UK prime minister warned of the “peril” of climate change during his speech yesterday at the COP21 climate change summit as the UK joined an international clean energy initiative.
Yesterday saw the opening of COP21 and present world leaders addressed each other, with speeches largely capped at three minutes. Cameron spoke of the need for any agreement to include legally binding components and referenced the dangers the world faced if it failed to tackle the issue now.
“Let’s imagine for a moment what we would have to say to our grandchildren if we failed. We would have to say, it was all too difficult… What we are looking at is not difficult. It is doable and therefore we should come together and do it,” he said.
Cameron’s speech came just as the UK joined Mission Innovation, an international programme aimed at stimulating investment in clean energy technologies and innovations. It will identify required research and development to bring down costs associated with renewable energy.
Energy secretary Amber Rudd said it was clear the world needed to “take urgent action to tackle climate change” and that a low-carbon future would “ensure our long-term economic security”.
“Investing more in R&D by both governments and the private sector is critical to ensure we harness and support the creativity, ingenuity and entrepreneurship of our universities and businesses in tackling the challenge of making clean affordable energy widely available,” she said.

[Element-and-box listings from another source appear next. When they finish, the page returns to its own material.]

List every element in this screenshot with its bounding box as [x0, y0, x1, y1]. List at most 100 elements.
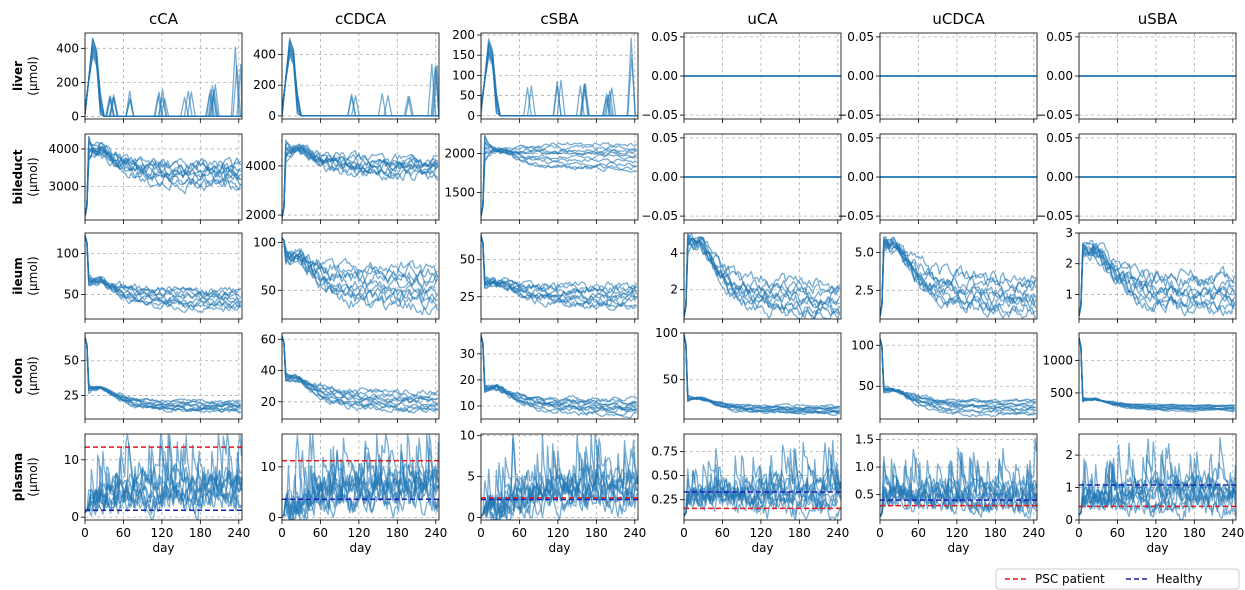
y-tick-label: 0 — [268, 510, 276, 524]
series-line — [85, 46, 242, 118]
panel-plasma-ucdca: 0.5 1.0 1.5 0 60 120 180 240 day — [855, 433, 1045, 555]
y-tick-label: 0.75 — [651, 444, 678, 458]
series-group — [880, 235, 1037, 319]
series-line — [481, 235, 637, 306]
series-line — [85, 337, 242, 409]
y-tick-label: 100 — [851, 338, 874, 352]
series-group — [85, 434, 242, 520]
x-tick-label: 60 — [512, 526, 527, 540]
y-tick-label: 0 — [467, 109, 475, 123]
series-group — [1079, 239, 1236, 317]
series-line — [282, 139, 439, 218]
y-tick-label: 200 — [253, 78, 276, 92]
series-line — [684, 334, 841, 410]
series-group — [85, 37, 242, 118]
series-line — [1079, 337, 1235, 410]
y-tick-label: 100 — [253, 236, 276, 250]
panel-colon-uca: 50 100 — [655, 326, 842, 423]
series-group — [481, 134, 638, 217]
series-line — [282, 37, 439, 117]
series-line — [684, 334, 840, 408]
series-group — [1079, 436, 1236, 520]
y-tick-label: 2.5 — [855, 283, 874, 297]
panel-frame — [84, 332, 243, 420]
row-label-name: liver — [11, 61, 25, 91]
y-tick-label: 50 — [64, 287, 79, 301]
x-axis-label: day — [947, 541, 969, 555]
panel-frame — [281, 32, 440, 120]
panel-frame — [879, 232, 1038, 320]
y-tick-label: 2 — [1065, 257, 1073, 271]
x-tick-label: 0 — [278, 526, 286, 540]
column-title-cca: cCA — [149, 10, 179, 28]
series-group — [481, 434, 638, 520]
y-tick-label: 2 — [1065, 448, 1073, 462]
y-tick-label: 4 — [670, 246, 678, 260]
y-tick-label: 0 — [268, 109, 276, 123]
series-line — [1079, 337, 1235, 410]
x-tick-label: 180 — [788, 526, 811, 540]
panel-frame — [281, 133, 440, 221]
panel-frame — [879, 332, 1038, 420]
panel-frame — [1078, 332, 1237, 420]
series-line — [282, 335, 439, 412]
series-line — [282, 40, 439, 117]
y-tick-label: −0.05 — [641, 108, 678, 122]
panel-frame — [683, 332, 842, 420]
series-group — [282, 37, 439, 117]
row-label-name: ileum — [11, 257, 25, 294]
series-line — [1079, 460, 1236, 518]
series-line — [282, 335, 439, 397]
y-tick-label: 10 — [460, 399, 475, 413]
y-tick-label: 3000 — [48, 179, 79, 193]
series-line — [85, 235, 241, 305]
panel-ileum-usba: 1 2 3 — [1065, 226, 1237, 323]
y-tick-label: 4000 — [48, 142, 79, 156]
panel-colon-usba: 500 1000 — [1042, 332, 1237, 423]
y-tick-label: 2000 — [444, 147, 475, 161]
series-line — [85, 434, 242, 513]
y-tick-label: 20 — [460, 373, 475, 387]
series-line — [684, 334, 840, 416]
series-line — [880, 242, 1037, 317]
y-tick-label: 10 — [460, 429, 475, 443]
y-tick-label: 50 — [859, 379, 874, 393]
series-line — [282, 237, 439, 294]
y-tick-label: 0.00 — [651, 69, 678, 83]
x-tick-label: 60 — [1110, 526, 1125, 540]
panel-frame — [281, 433, 440, 521]
column-title-csba: cSBA — [540, 10, 579, 28]
row-label-unit: (µmol) — [26, 457, 40, 496]
series-group — [880, 437, 1037, 519]
panel-frame — [480, 433, 639, 521]
series-line — [1079, 337, 1235, 409]
series-line — [85, 337, 241, 413]
series-line — [684, 446, 841, 517]
y-tick-label: 100 — [452, 68, 475, 82]
row-label-ileum: ileum (µmol) — [11, 256, 40, 295]
series-line — [85, 235, 242, 311]
series-line — [481, 235, 638, 299]
row-label-name: colon — [11, 358, 25, 394]
y-tick-label: 50 — [261, 283, 276, 297]
column-title-ucdca: uCDCA — [932, 10, 985, 28]
panel-colon-csba: 10 20 30 — [460, 332, 639, 423]
x-tick-label: 60 — [116, 526, 131, 540]
series-line — [282, 39, 439, 117]
x-tick-label: 240 — [623, 526, 646, 540]
series-line — [1079, 239, 1236, 317]
panel-liver-usba: −0.05 0.00 0.05 — [1036, 30, 1237, 123]
series-line — [481, 235, 638, 295]
panel-frame — [480, 133, 639, 221]
y-tick-label: 1.5 — [855, 433, 874, 447]
panel-colon-cca: 25 50 — [64, 332, 243, 423]
panel-frame — [879, 433, 1038, 521]
series-line — [1079, 463, 1236, 516]
x-tick-label: 120 — [1144, 526, 1167, 540]
panel-frame — [281, 232, 440, 320]
x-tick-label: 60 — [313, 526, 328, 540]
y-tick-label: 0 — [1065, 513, 1073, 527]
series-group — [282, 237, 439, 316]
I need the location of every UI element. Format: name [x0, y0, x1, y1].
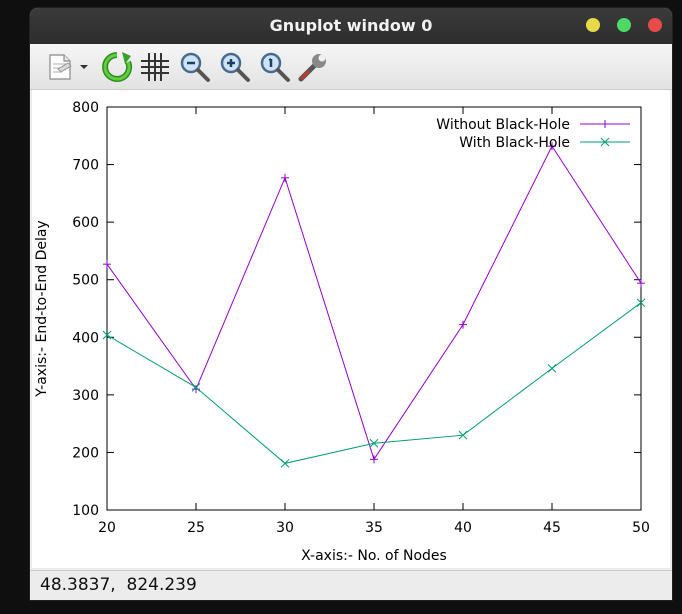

However Rudd’s predecessor and former Liberal Democrat MP Ed Davey said that while he expected a deal to be reached at the summit, it would fall short of what the UK needs.
“We will be short of what is needed – so the real key is this: what are the mechanisms for future, early, ratcheting up of promises/actions? If it’s clear Paris isn’t the final word, that’s a good thing.
“Key things to watch out for include what India says, and what it is actually doing; what is agreed on early action on forests; is there an agreement of HFCs?; are their side initiatives, outside of the formal text, that show the private sector galvanised more than governments?” he said.
Yesterday India prime minister Narendra Modi launched his global solar alliance, comprising 120 countries across the world that will champion solar as a source of renewable energy. The UK was not a signee.